Ursula K. Le Guin: Telling makes the world

Maria Popova has written onstorytelling around the fire her wonderful website Brain Pickings about Ursula K. Le Guin’s essay on the nature of speech, “Telling is Listening.” This brought back to me the sense of how much Le Guin—a master storyteller herself—has made the importance of storytelling a central theme in many of her novels and stories.

In the essay, from her collection The Wave in the Mind, Le Guin argues that human communication is not some mechanistic process, involving the transmission of data bits from one brain to another, but is a complex and mutually created event. The message, she says, can’t be separated from “the relationship between speaker and hearer.” Language itself is social. In an image recalling the primal experience of listening to the storyteller around a fire, she says, “The voice creates a sphere around it, which includes all its hearers.”

That very human experience appears again and again in Le Guin’s work, where she has meditated on its significance in different ways.
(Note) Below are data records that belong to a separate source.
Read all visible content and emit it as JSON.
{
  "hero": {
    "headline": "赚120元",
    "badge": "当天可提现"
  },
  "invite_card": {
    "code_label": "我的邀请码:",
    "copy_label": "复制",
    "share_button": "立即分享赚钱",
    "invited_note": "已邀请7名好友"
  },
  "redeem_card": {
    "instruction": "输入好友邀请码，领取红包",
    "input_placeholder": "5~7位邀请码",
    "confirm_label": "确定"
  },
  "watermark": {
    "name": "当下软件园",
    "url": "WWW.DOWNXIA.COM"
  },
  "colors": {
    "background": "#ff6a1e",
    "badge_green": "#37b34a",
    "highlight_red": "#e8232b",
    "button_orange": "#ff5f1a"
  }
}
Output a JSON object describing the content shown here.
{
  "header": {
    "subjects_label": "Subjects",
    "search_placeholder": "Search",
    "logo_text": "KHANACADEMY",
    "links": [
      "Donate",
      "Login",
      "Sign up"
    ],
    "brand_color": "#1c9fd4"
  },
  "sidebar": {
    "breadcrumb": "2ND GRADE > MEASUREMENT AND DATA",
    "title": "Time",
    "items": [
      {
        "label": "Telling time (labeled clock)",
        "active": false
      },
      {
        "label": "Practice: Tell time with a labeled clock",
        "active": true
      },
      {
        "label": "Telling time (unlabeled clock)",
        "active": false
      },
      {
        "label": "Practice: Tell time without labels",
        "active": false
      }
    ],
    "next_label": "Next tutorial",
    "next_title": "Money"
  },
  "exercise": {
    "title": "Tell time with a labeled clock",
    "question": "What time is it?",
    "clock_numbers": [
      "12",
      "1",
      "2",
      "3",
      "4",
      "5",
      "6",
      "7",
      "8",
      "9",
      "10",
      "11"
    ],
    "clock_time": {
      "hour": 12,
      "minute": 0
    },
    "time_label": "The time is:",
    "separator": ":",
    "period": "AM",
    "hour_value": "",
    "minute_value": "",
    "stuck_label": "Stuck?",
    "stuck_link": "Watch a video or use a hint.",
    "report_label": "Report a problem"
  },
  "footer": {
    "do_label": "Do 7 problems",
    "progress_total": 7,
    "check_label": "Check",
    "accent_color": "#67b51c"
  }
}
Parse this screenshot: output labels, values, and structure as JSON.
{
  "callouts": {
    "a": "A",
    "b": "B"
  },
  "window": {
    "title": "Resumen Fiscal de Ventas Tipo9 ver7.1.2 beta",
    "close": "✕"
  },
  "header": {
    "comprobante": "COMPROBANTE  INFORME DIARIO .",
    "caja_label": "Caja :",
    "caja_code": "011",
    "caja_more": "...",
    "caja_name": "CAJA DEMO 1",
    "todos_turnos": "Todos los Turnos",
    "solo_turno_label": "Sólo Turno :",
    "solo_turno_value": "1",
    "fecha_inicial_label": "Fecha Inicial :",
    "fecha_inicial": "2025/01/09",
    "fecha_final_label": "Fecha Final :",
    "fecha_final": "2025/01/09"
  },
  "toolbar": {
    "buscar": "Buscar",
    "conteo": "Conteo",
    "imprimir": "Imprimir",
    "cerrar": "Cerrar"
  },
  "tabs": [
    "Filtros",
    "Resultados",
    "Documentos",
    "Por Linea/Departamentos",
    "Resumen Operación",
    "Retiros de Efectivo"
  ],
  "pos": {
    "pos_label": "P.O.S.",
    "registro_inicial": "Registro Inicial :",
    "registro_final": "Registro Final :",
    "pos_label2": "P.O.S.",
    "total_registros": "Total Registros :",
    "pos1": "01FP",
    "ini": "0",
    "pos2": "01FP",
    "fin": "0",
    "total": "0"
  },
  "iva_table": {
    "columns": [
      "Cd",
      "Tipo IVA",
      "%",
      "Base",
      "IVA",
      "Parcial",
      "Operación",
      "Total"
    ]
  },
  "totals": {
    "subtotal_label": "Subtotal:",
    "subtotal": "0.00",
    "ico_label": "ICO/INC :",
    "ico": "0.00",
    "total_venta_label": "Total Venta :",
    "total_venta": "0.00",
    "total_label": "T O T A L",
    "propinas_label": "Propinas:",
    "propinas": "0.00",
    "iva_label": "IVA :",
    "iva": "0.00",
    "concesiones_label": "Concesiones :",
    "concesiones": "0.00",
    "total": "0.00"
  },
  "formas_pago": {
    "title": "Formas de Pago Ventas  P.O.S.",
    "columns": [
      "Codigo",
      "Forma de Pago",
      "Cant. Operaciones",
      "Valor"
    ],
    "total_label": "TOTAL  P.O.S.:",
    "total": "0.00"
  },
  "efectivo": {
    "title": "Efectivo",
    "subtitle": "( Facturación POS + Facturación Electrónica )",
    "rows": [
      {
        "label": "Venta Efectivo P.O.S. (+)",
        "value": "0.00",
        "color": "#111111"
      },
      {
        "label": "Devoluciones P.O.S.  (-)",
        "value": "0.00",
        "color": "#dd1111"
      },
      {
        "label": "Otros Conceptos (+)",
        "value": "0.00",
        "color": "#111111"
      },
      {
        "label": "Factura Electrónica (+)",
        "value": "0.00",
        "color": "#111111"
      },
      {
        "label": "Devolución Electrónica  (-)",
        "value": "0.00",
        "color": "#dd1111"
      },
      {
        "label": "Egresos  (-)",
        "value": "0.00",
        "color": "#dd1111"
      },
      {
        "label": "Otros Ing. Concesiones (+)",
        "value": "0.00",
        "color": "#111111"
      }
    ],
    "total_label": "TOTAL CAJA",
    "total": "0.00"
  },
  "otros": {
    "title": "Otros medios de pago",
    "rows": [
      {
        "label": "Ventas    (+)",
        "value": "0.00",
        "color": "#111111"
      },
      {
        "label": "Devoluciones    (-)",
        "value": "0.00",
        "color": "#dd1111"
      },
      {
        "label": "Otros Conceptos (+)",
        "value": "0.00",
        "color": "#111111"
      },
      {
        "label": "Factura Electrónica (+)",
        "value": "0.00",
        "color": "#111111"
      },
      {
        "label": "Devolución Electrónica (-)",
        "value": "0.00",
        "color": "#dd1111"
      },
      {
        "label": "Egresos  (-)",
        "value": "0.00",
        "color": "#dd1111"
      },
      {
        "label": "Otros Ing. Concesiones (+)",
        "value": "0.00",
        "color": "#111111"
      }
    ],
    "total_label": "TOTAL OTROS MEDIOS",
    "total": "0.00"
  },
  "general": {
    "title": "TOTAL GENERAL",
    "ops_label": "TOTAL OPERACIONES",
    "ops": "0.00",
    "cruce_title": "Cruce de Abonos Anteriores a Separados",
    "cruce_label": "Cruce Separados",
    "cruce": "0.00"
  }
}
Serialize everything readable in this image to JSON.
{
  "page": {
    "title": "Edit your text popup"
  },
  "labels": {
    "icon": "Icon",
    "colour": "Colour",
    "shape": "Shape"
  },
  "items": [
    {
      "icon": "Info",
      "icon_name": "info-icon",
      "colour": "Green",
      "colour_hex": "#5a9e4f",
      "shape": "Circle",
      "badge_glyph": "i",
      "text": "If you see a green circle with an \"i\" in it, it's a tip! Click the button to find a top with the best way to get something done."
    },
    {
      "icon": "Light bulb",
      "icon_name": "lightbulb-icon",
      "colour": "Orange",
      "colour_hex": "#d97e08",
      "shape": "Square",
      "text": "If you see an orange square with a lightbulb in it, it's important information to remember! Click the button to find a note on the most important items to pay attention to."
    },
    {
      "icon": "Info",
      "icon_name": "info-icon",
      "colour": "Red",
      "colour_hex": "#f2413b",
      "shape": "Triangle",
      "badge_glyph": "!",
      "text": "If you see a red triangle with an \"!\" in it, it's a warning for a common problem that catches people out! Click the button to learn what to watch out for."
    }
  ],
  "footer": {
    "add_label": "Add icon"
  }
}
In The Telling, one of her Hainish cycle novels, an ancient culture has been kept alive by the spoken sharing of its history, myths and poetry, while its sacred texts are hidden away from the authoritarian regime that now rules the planet. Then, even this connection is threatened when the authorities outlaw any gatherings to hear The Telling, as it’s called. Le Guin’s young-adult fantasy trilogy Annals of the Western Shore begins with Erroc, a boy who rejects his inherited gift for “undoing,” only to eventually find his calling as a powerful storyteller. In Voices, the second book in the series, Erroc helps the members of a people whose tradition of learning and literature is under attack by a fundamentalist group.

These books tell us that stories, spoken or written, are not just information, but the medium that weaves a culture into existence—in the same way that speech, for Le Guin, is the medium of a shared understanding. But in one short story of Le Guin’s that has stayed with me, and that Popova reminded me of, the power of storytelling goes even beyond this.

The Shobies’ Story” is another Hainish cycle story, from Le Guin’s A Fisherman of the Inland Sea. The crew of the Shoby, an intergalactic spaceship, embark on the first voyage with a new faster-than-light propulsion system that will involve a human crew. No one knows what to expect, and one crew member’s attempts to explain the new system make it sound more metaphysical than mechanical: “‘It is not physical, and it is not not physical,’” he tries. “‘So the ship will be moved,’” another asks, “‘by ideas?’”

The trip is instantaneous. But where exactly they’ve arrived is not clear; and, more frightening than that, everyone, from the old navigator to the children, seems to be having a different experience—they can’t even agree on what is happening. Something in the trip has fractured their shared reality, and different probable events jostle with each other, all equal in weight. In a later story, a character calls it “‘the chaos experience.’” It’s only when they all sit down at the hearth in their living quarters (yes, this ship has a fireplace) and start to tell a communal story of their journey, that space and time begin to knit back together into a narrative they can agree on.

Wow. “The Shobies’ Story” seems to suggest that we need the mutual creation of stories not just to share cultural knowledge, but even to create the perceived universe that we all agree on. Without the human sharing of speech and story, that understanding breaks down, and we’re lost in our individual dream worlds. This story may offer a mirror of Le Guin’s classic novel The Lathe of Heaven, a nightmare scenario in which one man’s dreams actually change the world he wakes back up to. But in the Shoby crew’s desperate and humble reenactment of an ancient tradition, Le Guin seems to suggest that the shared experience of telling, in some fundamental way, has the power to make, and remake, our world.

8 thoughts on “Ursula K. Le Guin: Telling makes the world”

  1. Outstanding and poetic thinking about storytelling. In a perfect world, we would be telling and relating to stories instead of inventing grotesque and horrifying realities.

  2. Good essay, Miriam. Thanks for posting it. This makes me want to revisit Le Guin, whom I haven’t read in many years.

    1. Thanks, Sarah! Actually it was Doris Lessing who wrote the Golden Notebook, and also the sci-fi-ish Shikasta series, which I also loved. They’re two extremely strong, pathbreaking writers — I see why you would think of them together.